Being a political addict, I could not give up the opportunity to read this book when I discovered it. This being the fiftieth anniversary of this election, I allowed myself to be enthralled with the way in which Schumacher delivered s much information in an easily digestible fashion. The book is divided effectively, giving the reader much context as to how and why 1968 was such a political powder keg in the United States. Beginning with the important LBJ speech, Schumacher offers key themes that would return throughout the campaign, namely: the War, infighting about America’s presence in Vietnam, and the segregated states. He then pushes into the primaries, which splintered the country further before turning to the conventions, where America’s youth took centre stage, outside the political event proper. Schumacher turns the final campaign into a succinct narrative, as though all the glitter of 1968 ended once the bloody streets of Chicago had been cleaned in late August. I felt a significant shift towards an anti-climactic ending of the book, which forces the reader to skim over the last few months and not find that last push towards a defining end to what was a strongly worded build-up over four hundred pages.
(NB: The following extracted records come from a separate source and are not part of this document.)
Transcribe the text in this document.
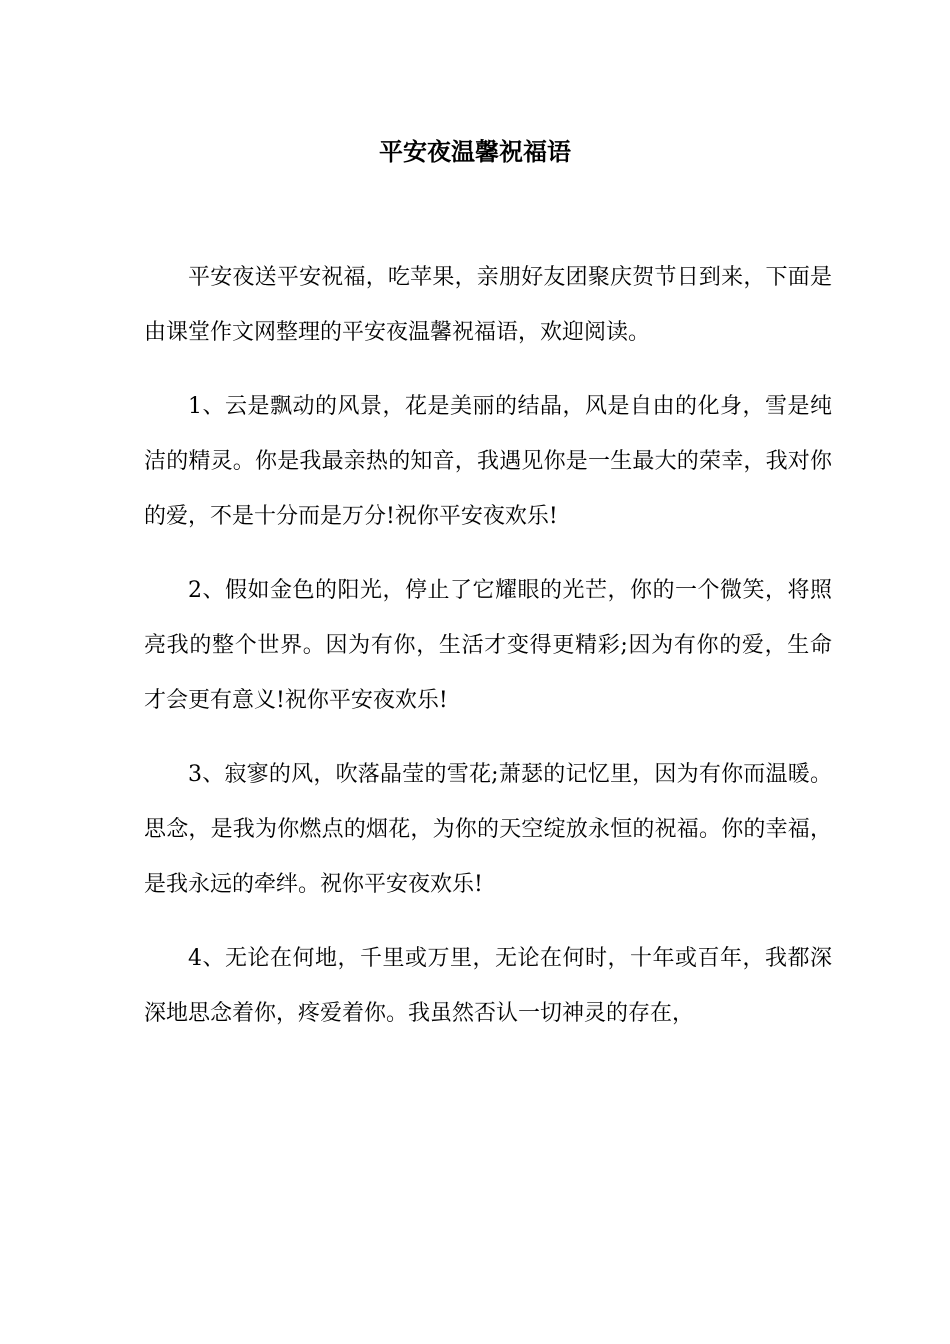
平安夜温馨祝福语

平安夜送平安祝福，吃苹果，亲朋好友团聚庆贺节日到来，下面是由课堂作文网整理的平安夜温馨祝福语，欢迎阅读。

1、云是飘动的风景，花是美丽的结晶，风是自由的化身，雪是纯洁的精灵。你是我最亲热的知音，我遇见你是一生最大的荣幸，我对你的爱，不是十分而是万分!祝你平安夜欢乐!

2、假如金色的阳光，停止了它耀眼的光芒，你的一个微笑，将照亮我的整个世界。因为有你，生活才变得更精彩;因为有你的爱，生命才会更有意义!祝你平安夜欢乐!

3、寂寥的风，吹落晶莹的雪花;萧瑟的记忆里，因为有你而温暖。思念，是我为你燃点的烟花，为你的天空绽放永恒的祝福。你的幸福，是我永远的牵绊。祝你平安夜欢乐!

4、无论在何地，千里或万里，无论在何时，十年或百年，我都深深地思念着你，疼爱着你。我虽然否认一切神灵的存在，
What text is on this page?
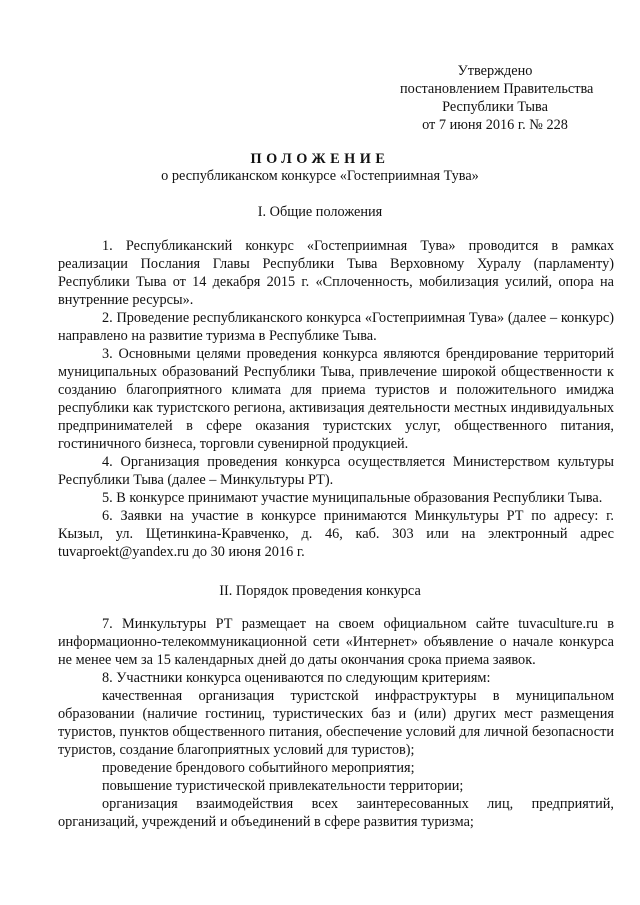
Утверждено
постановлением Правительства
Республики Тыва
от 7 июня 2016 г. № 228
ПОЛОЖЕНИЕ
о республиканском конкурсе «Гостеприимная Тува»
I. Общие положения

1. Республиканский конкурс «Гостеприимная Тува» проводится в рамках реализации Послания Главы Республики Тыва Верховному Хуралу (парламенту) Республики Тыва от 14 декабря 2015 г. «Сплоченность, мобилизация усилий, опора на внутренние ресурсы».

2. Проведение республиканского конкурса «Гостеприимная Тува» (далее – конкурс) направлено на развитие туризма в Республике Тыва.

3. Основными целями проведения конкурса являются брендирование территорий муниципальных образований Республики Тыва, привлечение широкой общественности к созданию благоприятного климата для приема туристов и положительного имиджа республики как туристского региона, активизация деятельности местных индивидуальных предпринимателей в сфере оказания туристских услуг, общественного питания, гостиничного бизнеса, торговли сувенирной продукцией.

4. Организация проведения конкурса осуществляется Министерством культуры Республики Тыва (далее – Минкультуры РТ).

5. В конкурсе принимают участие муниципальные образования Республики Тыва.

6. Заявки на участие в конкурсе принимаются Минкультуры РТ по адресу: г. Кызыл, ул. Щетинкина-Кравченко, д. 46, каб. 303 или на электронный адрес tuvaproekt@yandex.ru до 30 июня 2016 г.

II. Порядок проведения конкурса

7. Минкультуры РТ размещает на своем официальном сайте tuvaculture.ru в информационно-телекоммуникационной сети «Интернет» объявление о начале конкурса не менее чем за 15 календарных дней до даты окончания срока приема заявок.

8. Участники конкурса оцениваются по следующим критериям:

качественная организация туристской инфраструктуры в муниципальном образовании (наличие гостиниц, туристических баз и (или) других мест размещения туристов, пунктов общественного питания, обеспечение условий для личной безопасности туристов, создание благоприятных условий для туристов);

проведение брендового событийного мероприятия;

повышение туристической привлекательности территории;

организация взаимодействия всех заинтересованных лиц, предприятий, организаций, учреждений и объединений в сфере развития туризма;
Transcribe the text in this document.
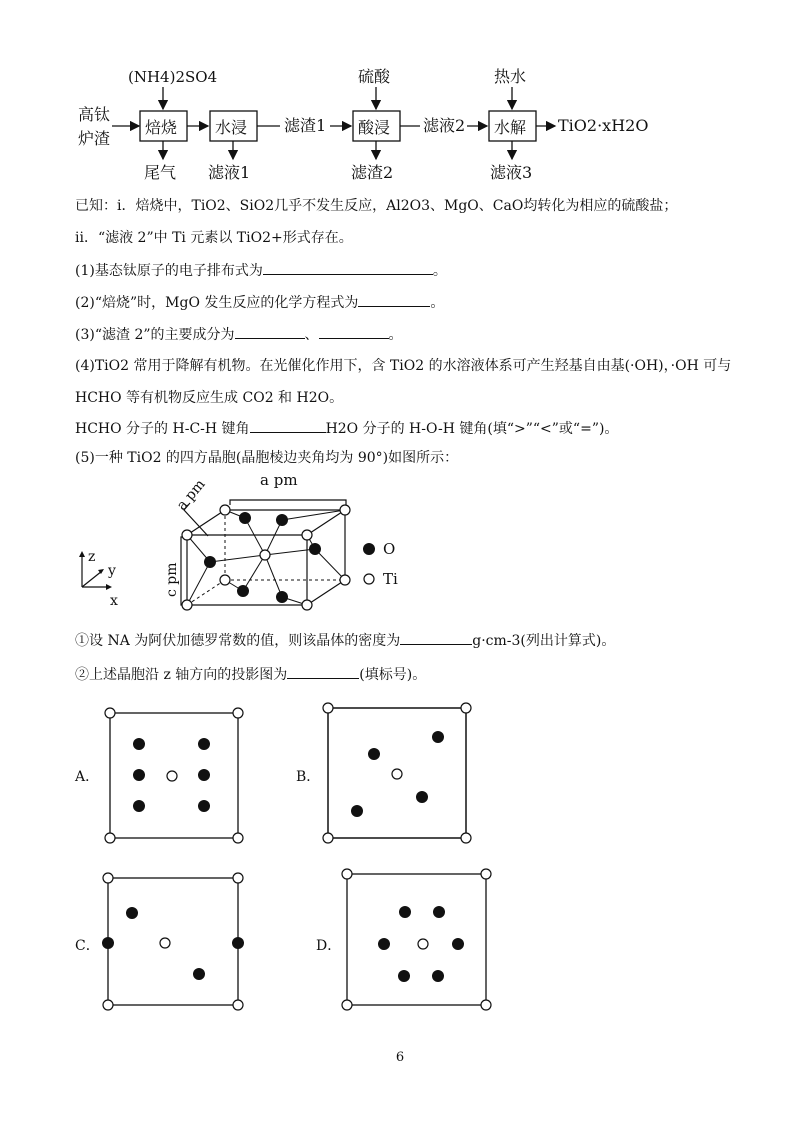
高钛
炉渣
(NH4)2SO4
焙烧
尾气
水浸
滤液1
滤渣1
硫酸
酸浸
滤渣2
滤液2
热水
水解
滤液3
TiO2·xH2O
已知：i．焙烧中，TiO2、SiO2几乎不发生反应，Al2O3、MgO、CaO均转化为相应的硫酸盐；
ii．“滤液 2”中 Ti 元素以 TiO2+形式存在。
(1)基态钛原子的电子排布式为	。
(2)“焙烧”时，MgO 发生反应的化学方程式为	。
(3)“滤渣 2”的主要成分为	、	。
(4)TiO2 常用于降解有机物。在光催化作用下，含 TiO2 的水溶液体系可产生羟基自由基(·OH)，·OH 可与
HCHO 等有机物反应生成 CO2 和 H2O。
HCHO 分子的 H-C-H 键角	H2O 分子的 H-O-H 键角(填“>”“<”或“=”)。
(5)一种 TiO2 的四方晶胞(晶胞棱边夹角均为 90°)如图所示：
z
y
x
c pm
a pm	a pm
O
Ti
①设 NA 为阿伏加德罗常数的值，则该晶体的密度为	g·cm-3(列出计算式)。
②上述晶胞沿 z 轴方向的投影图为	(填标号)。
A．	B．
C．	D．
6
One might argue that the intensity was gone (and the book had taken up so much to that point), forcing a quick end so as not to lose the reader. If I could extract a single, overarching sentiment that Schumacher offers in this piece, it would be just how destructive and divisive the election became for America. Politicians and the electorate alike found themselves deeply divided on the issue of the Vietnam War, which also helped fuel a generational divide in the country, where young and newer voters turned to protest in order to make themselves heard. Tearing at the familial fabric would surely alienate many at a time when parents were trying to make sense of their ‘liberated’ children and Americans watched revolutionary demonstrations on television, seeking to push the American state to its limits. Filled with significant detail, Schumacher left me feeling as though I were right there and wanted to know more, the key to a successful piece of writing. I could not ask for a better introduction to the 1968 campaign than with this book and will surely sift through the biographical notes to find further pieces to whet my appetite.

Kudos, Mr. Schumacher, for a brilliant piece. I will check to see what else you may have published, as I found your writing to my liking and your delivery engaging.